Stage 3 — RemotePE (memory-only RAT). The final stage is a C++ RAT loaded reflectively and executed entirely in process memory, never written to disk (T1055.002 Portable Executable Injection). Its capabilities are deliberately modest and operator-driven: shell command execution, file read/write, file deletion with a multi-pass overwrite (the routine Fox-IT links to PondRAT/POOLRAT), and C2 polling with configurable sleep intervals (T1059, T1070.004 File Deletion). Initial access is social-engineering via Telegram — the actor impersonates a prospective contact and sends scheduling links on look-alike Calendly/Picktime-style domains to lure the target into the loader (T1566).

Detection concepts (no IOCs). This chain is built to defeat disk forensics and static signatures, so the detection surface is behavioural and largely in memory:

  • Service-DLL anomaly. Alert on service-creation (Windows EID 7045) or service-DLL registration pointing at Iassvc.dll — the legitimate IAS DLL is iassvcs.dll; the missing s is the tell. Compare all service DLLs against a blessed-DLL allowlist.
  • ETW-write tampering. Monitor for in-process patching of ntdll!EtwEventWrite — EDRs that place kernel callbacks on writes to mapped ntdll regions will surface this; a sudden cessation of ETW events from a service process is a secondary signal.
  • Syscall-unhooking / KnownDlls remap. Surfaces as PEB module-list traversal and \KnownDlls section-object mapping from a non-loader context — visible via memory-integrity callbacks or process-tampering telemetry.
  • Memory-only payload. Hunt for HTTP(S) beacons from processes that have no backing PE on disk at the beacon origin, and periodically scan service-process memory for reflective-PE characteristics; disk imaging alone will not recover RemotePE.
  • Decoy-store writes. Sysmon EID 11 for files written under DeviceMetadataStore\en-US\ whose extensions are not the expected Cabinet/metadata types.
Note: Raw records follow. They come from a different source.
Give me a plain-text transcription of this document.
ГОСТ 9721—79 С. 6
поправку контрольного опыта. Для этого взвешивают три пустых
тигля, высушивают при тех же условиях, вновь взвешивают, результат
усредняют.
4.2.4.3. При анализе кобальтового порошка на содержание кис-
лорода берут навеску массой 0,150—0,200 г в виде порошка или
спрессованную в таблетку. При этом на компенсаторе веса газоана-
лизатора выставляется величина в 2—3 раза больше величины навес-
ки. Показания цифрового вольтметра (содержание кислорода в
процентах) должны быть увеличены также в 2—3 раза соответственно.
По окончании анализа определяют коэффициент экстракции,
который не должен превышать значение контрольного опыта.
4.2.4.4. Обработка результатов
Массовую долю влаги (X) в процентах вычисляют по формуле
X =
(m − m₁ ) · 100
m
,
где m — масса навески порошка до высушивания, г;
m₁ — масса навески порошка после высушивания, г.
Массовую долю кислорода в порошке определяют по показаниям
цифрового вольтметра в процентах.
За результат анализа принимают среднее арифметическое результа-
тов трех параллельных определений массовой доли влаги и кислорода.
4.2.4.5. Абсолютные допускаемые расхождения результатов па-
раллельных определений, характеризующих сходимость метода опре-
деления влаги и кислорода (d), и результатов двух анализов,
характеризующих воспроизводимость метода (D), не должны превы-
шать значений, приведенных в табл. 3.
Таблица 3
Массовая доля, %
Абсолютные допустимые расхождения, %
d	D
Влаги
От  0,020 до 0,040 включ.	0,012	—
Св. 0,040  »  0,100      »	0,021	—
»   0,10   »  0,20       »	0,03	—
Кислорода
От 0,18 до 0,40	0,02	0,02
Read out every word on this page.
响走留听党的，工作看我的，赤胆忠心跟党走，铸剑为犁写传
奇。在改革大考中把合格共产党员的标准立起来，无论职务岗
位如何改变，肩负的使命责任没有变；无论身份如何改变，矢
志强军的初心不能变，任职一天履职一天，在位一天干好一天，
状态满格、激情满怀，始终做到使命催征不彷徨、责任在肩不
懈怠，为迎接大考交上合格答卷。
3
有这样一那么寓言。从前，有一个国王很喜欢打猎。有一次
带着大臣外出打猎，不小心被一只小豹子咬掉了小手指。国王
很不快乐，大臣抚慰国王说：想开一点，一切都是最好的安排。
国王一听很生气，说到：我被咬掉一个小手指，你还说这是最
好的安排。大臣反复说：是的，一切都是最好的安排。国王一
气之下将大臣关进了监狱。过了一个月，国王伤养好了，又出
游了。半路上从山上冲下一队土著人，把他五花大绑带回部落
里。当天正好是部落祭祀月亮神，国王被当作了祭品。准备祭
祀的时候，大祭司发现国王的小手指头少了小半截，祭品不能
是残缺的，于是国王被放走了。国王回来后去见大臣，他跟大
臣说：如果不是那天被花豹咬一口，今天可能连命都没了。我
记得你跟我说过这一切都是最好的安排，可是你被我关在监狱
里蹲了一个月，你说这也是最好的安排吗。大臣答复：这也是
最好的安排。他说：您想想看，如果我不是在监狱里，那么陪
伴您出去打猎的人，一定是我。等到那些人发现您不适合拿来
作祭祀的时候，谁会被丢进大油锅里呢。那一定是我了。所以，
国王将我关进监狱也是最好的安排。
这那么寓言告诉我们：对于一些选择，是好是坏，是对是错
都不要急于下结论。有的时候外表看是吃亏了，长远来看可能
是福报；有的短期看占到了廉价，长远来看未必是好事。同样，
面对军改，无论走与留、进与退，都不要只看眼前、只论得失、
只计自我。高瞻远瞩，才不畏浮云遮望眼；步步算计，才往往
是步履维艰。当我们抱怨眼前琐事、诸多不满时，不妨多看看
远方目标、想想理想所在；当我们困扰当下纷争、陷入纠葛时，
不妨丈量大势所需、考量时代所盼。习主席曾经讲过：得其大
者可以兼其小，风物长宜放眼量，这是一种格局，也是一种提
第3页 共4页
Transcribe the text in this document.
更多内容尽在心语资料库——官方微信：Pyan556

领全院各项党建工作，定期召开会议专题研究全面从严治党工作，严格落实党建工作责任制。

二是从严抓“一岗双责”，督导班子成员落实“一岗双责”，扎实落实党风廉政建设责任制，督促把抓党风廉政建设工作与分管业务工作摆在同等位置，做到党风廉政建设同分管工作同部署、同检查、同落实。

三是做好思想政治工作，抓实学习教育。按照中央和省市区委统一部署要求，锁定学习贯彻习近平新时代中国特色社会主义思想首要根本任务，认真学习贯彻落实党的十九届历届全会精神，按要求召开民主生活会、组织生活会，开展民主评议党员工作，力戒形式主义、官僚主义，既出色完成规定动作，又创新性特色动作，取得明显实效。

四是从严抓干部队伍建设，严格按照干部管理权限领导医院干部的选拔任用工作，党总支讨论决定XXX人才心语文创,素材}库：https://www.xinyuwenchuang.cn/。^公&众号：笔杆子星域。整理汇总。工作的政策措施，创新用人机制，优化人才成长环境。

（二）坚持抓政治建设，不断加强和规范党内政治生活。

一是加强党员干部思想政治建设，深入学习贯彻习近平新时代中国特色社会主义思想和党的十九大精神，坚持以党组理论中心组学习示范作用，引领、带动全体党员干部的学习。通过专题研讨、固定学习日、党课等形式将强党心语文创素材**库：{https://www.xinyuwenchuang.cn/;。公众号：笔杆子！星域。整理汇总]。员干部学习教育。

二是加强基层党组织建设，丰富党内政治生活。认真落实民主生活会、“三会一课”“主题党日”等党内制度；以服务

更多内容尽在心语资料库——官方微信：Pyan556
Hardening / mitigation. Enforce a service-DLL allowlist and block service registration of unsigned or unexpected DLLs in System32; restrict write access to DeviceMetadataStore to SYSTEM; enable AMSI and, where available, kernel-mode telemetry that does not depend solely on userland NTAPI hooks (the unhooking specifically targets userland hooks, so kernel-callback-based EDR sensors retain visibility). For the financial/treasury and any crypto-adjacent teams that are the named victim profile — including European financial institutions in Lazarus's target verticals — treat unsolicited Telegram scheduling links as a credential/loader-delivery TTP and route them through the same scrutiny as email attachments.